ASP.NET 4 includes a new extensibility point which allows you to replace the default encoding logic with your own anywhere ASP.NET does encoding.
All it requires is to write a class which derives from System.Web.Util.HttpEncoder and register that class in Web.config via the encoderType attribute of the httpRuntime element.

Walkthrough

In the following section, I’ll walk you through setting this up. First, you’re going to need to download the AntiXSS library which is at version 3.1 at the time of this writing.

On my machine, that dropped the AntiXSSLibrary.dll file at the following location: C:\Program Files (x86)\Microsoft Information Security\Microsoft Anti-Cross Site Scripting Library v3.1\Library

Create a new ASP.NET MVC application (note, this works for *any* ASP.NET application).
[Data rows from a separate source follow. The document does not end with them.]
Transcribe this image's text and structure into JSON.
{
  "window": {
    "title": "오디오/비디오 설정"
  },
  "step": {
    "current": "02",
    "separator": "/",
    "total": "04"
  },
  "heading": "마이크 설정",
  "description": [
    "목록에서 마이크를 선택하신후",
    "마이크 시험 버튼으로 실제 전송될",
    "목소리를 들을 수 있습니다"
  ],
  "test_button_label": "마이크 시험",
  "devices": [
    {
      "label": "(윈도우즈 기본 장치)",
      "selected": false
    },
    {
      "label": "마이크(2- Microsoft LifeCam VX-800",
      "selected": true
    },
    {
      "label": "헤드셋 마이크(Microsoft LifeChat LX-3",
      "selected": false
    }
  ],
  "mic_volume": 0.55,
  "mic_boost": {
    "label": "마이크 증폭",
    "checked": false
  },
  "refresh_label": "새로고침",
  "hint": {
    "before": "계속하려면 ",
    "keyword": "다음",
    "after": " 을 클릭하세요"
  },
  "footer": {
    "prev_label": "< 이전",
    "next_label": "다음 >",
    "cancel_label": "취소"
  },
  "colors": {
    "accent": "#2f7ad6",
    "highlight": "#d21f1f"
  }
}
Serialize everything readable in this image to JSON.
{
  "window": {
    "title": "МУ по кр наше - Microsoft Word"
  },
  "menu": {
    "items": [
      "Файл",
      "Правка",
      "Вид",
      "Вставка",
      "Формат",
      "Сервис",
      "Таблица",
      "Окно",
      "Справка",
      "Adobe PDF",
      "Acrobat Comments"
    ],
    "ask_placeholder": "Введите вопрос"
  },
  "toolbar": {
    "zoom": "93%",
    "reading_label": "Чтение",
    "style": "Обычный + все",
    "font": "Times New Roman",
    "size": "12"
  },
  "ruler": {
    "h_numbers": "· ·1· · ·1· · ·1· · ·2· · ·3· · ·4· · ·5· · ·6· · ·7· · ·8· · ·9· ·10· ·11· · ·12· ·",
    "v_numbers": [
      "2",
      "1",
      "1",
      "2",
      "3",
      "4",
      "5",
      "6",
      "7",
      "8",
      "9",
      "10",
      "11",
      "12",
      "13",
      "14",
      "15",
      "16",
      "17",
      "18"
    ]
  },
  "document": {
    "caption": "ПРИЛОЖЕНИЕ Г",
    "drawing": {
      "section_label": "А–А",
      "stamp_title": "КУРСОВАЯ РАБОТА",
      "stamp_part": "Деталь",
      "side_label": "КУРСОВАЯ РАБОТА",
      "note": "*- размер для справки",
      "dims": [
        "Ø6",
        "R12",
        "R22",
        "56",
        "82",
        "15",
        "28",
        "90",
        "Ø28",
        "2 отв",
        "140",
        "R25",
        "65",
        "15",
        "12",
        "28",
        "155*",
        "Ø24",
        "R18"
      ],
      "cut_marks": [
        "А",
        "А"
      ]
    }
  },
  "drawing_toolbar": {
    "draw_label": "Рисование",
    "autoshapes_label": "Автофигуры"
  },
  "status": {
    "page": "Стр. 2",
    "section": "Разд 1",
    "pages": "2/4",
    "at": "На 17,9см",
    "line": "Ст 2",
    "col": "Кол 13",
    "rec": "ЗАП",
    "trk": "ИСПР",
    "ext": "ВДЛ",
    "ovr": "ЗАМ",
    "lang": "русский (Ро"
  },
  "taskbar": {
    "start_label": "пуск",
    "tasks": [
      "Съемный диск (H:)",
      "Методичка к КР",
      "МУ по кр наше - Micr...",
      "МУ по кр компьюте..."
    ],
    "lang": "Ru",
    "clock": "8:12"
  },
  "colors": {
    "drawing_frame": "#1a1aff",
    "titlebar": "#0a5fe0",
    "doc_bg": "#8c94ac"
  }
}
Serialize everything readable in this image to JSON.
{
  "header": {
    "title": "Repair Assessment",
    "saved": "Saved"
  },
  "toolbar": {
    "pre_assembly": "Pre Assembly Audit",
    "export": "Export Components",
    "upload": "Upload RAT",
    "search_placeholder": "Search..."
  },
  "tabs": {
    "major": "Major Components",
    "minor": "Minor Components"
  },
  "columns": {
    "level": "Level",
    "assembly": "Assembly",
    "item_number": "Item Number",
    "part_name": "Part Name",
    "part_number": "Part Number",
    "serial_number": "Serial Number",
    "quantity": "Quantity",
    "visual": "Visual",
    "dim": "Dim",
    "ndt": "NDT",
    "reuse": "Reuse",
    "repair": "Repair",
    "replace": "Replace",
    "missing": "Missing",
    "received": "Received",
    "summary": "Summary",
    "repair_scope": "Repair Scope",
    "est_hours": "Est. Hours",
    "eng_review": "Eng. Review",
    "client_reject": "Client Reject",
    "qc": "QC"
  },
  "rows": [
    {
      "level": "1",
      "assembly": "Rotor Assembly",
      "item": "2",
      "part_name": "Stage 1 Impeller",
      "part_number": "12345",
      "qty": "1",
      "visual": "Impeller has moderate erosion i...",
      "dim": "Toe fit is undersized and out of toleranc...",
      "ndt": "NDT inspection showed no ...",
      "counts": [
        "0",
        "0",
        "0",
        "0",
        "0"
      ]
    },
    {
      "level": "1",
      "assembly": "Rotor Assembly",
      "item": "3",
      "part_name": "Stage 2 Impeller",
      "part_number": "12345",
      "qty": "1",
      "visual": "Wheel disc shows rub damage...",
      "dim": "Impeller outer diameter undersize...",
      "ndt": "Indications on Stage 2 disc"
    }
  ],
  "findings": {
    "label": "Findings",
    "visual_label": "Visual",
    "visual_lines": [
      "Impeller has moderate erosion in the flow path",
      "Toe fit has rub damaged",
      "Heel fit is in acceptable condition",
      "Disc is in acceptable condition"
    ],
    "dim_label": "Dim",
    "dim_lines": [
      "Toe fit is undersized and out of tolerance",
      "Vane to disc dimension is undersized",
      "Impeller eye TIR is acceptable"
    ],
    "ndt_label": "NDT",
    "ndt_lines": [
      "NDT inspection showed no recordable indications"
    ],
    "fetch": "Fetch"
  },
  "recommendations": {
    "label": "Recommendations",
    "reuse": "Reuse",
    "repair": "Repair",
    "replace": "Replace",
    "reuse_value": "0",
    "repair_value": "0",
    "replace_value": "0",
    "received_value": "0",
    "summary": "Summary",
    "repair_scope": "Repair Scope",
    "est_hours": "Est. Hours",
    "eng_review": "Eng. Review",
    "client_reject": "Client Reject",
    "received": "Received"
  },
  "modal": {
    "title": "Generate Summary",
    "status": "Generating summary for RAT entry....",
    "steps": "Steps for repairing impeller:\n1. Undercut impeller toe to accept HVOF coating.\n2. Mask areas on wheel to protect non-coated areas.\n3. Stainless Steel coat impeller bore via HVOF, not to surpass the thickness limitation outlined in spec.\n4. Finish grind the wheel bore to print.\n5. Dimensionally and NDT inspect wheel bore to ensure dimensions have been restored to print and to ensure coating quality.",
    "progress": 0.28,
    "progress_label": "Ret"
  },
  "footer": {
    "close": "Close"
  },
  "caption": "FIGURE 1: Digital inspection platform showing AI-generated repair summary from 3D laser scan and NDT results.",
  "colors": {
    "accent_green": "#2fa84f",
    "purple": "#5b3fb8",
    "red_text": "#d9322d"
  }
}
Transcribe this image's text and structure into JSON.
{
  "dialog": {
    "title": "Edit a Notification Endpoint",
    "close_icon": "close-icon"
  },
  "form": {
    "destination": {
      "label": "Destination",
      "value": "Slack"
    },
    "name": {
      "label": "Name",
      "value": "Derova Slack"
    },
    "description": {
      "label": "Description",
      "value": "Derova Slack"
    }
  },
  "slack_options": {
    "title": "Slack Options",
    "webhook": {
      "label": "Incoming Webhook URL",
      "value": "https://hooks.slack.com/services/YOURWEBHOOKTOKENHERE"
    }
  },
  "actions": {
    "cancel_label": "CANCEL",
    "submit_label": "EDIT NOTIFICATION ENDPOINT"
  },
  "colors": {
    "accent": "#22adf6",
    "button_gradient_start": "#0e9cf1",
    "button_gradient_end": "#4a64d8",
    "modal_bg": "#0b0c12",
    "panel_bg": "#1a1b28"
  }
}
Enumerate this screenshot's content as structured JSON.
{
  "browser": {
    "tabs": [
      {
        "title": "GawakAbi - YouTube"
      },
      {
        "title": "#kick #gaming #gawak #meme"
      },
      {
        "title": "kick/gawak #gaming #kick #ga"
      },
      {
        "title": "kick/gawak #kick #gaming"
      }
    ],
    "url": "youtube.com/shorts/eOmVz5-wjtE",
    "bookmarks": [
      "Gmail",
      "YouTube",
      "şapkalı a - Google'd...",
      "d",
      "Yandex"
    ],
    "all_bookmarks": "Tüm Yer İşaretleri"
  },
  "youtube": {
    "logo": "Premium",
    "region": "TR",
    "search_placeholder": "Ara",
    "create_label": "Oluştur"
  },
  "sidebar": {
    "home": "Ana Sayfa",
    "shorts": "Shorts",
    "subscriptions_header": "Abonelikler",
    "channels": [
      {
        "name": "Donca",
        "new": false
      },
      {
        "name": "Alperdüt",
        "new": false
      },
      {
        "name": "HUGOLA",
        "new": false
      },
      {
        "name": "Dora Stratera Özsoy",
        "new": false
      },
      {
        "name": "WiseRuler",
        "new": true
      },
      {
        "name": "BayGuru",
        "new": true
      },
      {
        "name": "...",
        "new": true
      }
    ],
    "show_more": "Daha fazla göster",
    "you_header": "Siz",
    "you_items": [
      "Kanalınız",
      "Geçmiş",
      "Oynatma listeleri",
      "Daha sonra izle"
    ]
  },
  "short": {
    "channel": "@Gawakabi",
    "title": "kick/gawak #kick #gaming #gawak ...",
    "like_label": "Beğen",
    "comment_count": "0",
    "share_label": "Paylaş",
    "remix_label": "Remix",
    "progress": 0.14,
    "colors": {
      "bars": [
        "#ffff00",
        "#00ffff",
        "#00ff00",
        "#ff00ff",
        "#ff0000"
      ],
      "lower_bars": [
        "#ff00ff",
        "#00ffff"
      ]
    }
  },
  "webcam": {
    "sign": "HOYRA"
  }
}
Copy the assembly into the project directory somewhere where you’ll be able to find it. I typically have a “lib” folder or a “Dependencies” folder for this purpose. Right clicke on the References node of the project to add a reference to the assembly.

add-reference

The next step is to write a class that derives from HttpEncoder. Note that in the following listing, some methods were excluded which are included in the project.

using System;
using System.IO;
using System.Web.Util;
using Microsoft.Security.Application;

/// <summary>
/// Summary description for AntiXss
/// </summary>
public class AntiXssEncoder : HttpEncoder
{
  public AntiXssEncoder() { }

  protected override void HtmlEncode(string value, TextWriter output)
  {
    output.Write(AntiXss.HtmlEncode(value));
  }

  protected override void HtmlAttributeEncode(string value, TextWriter output)
  {
    output.Write(AntiXss.HtmlAttributeEncode(value));
  }

  protected override void HtmlDecode(string value, TextWriter output)
  {
      base.HtmlDecode(value, output);
  }

  // Some code omitted but included in the sample
}

Finally, register the type in web.config.

...
  <system.web>
    <httpRuntime encoderType="AntiXssEncoder, AssemblyName"/>
...

Note that you’ll need to replace AssemblyName with the actual name of your assembly. Also, in the sample included with this blog post, AntiXssEncoder is not in any namespace. If you put your encoder in a namespace, you’ll need to make sure to provide the fully qualified type name.

To prove that this is working, run the project in the debugger and set a breakpoint in the encoding method.

debugger-breakpoint

With that, you are all set to take full control over how strings are encoded in your application.